Breathing is less effective if the exchange of air occurs only in the upper respiratory tract – for example when breathing shortly or panting. The density of blood vessels in the upper part of the lungs is rather low, which reduces the potential exchange of oxygen with blood. To begin with, it may be very tedious to pay attention to your breathing technique, and it will probably slow you down. But once you have done this a few times with focus, you will quickly internalize this technique and apply it without thinking. As a result, you will gradually increase your capacity in the long-term. Even if at times when your workout is not going well and you find yourself having a hard time, it may help to recall the technique and apply it consciously.
And how do I breathe while running?
There are different recommendations for running workouts, such as inhaling and exhaling after a certain number of steps.

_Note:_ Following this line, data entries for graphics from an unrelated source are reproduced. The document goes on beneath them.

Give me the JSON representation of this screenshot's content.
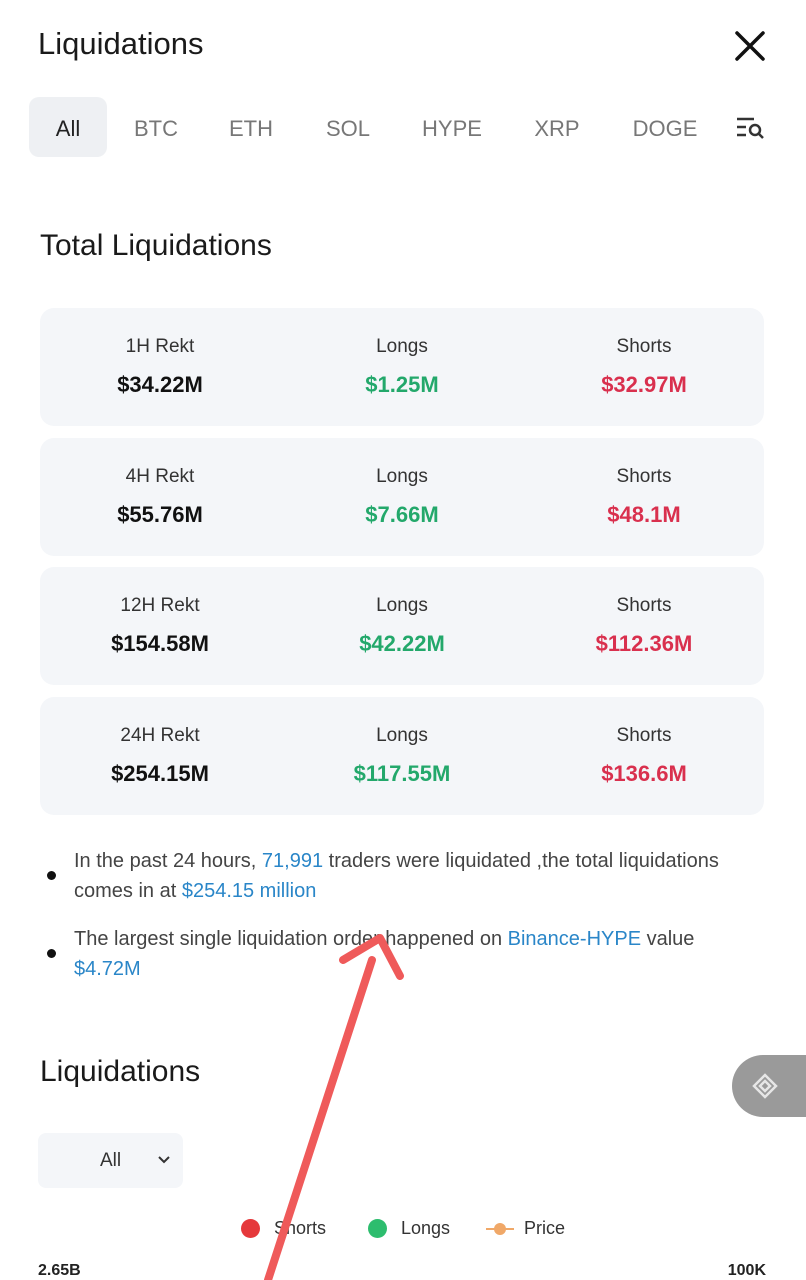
{
  "header": {
    "title": "Liquidations"
  },
  "tabs": [
    "All",
    "BTC",
    "ETH",
    "SOL",
    "HYPE",
    "XRP",
    "DOGE"
  ],
  "total_section": {
    "title": "Total Liquidations",
    "cards": [
      {
        "rekt_label": "1H Rekt",
        "rekt_value": "$34.22M",
        "longs_label": "Longs",
        "longs_value": "$1.25M",
        "shorts_label": "Shorts",
        "shorts_value": "$32.97M"
      },
      {
        "rekt_label": "4H Rekt",
        "rekt_value": "$55.76M",
        "longs_label": "Longs",
        "longs_value": "$7.66M",
        "shorts_label": "Shorts",
        "shorts_value": "$48.1M"
      },
      {
        "rekt_label": "12H Rekt",
        "rekt_value": "$154.58M",
        "longs_label": "Longs",
        "longs_value": "$42.22M",
        "shorts_label": "Shorts",
        "shorts_value": "$112.36M"
      },
      {
        "rekt_label": "24H Rekt",
        "rekt_value": "$254.15M",
        "longs_label": "Longs",
        "longs_value": "$117.55M",
        "shorts_label": "Shorts",
        "shorts_value": "$136.6M"
      }
    ]
  },
  "notes": [
    [
      {
        "text": "In the past 24 hours, "
      },
      {
        "text": "71,991",
        "link": true
      },
      {
        "text": " traders were liquidated ,the total liquidations comes in at "
      },
      {
        "text": "$254.15 million",
        "link": true
      }
    ],
    [
      {
        "text": "The largest single liquidation order happened on "
      },
      {
        "text": "Binance-HYPE",
        "link": true
      },
      {
        "text": " value "
      },
      {
        "text": "$4.72M",
        "link": true
      }
    ]
  ],
  "chart_section": {
    "title": "Liquidations",
    "dropdown": "All",
    "legend": [
      {
        "name": "Shorts",
        "color": "#e5383b",
        "style": "dot"
      },
      {
        "name": "Longs",
        "color": "#2dbd6e",
        "style": "dot"
      },
      {
        "name": "Price",
        "color": "#f0a868",
        "style": "line-dot"
      }
    ],
    "left_axis_top": "2.65B",
    "right_axis_top": "100K"
  }
}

A simultaneous focus on running, counting, and breathing may result just in the opposite: incorrect straining of the muscles involved in breathing, which will cause more problems, such as stitches in the side. In our opinion, such suggestions are completely unnecessary. Our brain has a respiratory regulation center which automatically adapts our breathing to our rhythm during running. Should you have any problems breathing while running, just lower your pace a little and you will find the correct rhythm automatically. With each run, your breathing will get easier.
Beware of holding your breath!
Under stressful conditions and with increased physical exertion, many people tend to hold their breath. A reddened face or bloated cheeks may be visible signs of this. The air that should actually be exhaled is pressed against the closed epiglottis and cannot escape even though the diaphragm is in breathing-out position. This creates very high pressure in the thorax, which in turn causes acutely increased blood pressure in the arteries, exerting massive stress on the vessel walls and also impeding the blood flow back to the heart. This may lead to decreased blood flow to the brain, but also to the heart itself.
In particular for older people, athletes who suffer from high blood pressure and for patients with atherosclerosis or other coronary diseases, such pressure on the vessels poses a great danger.
If you follow the suggestions above and manage to adapt the speed of your movements to this continuous rhythm of breathing, you have laid the foundation for increased performance. Nothing will prevent you then from achieving your actual objective – be it muscle gain or fat loss.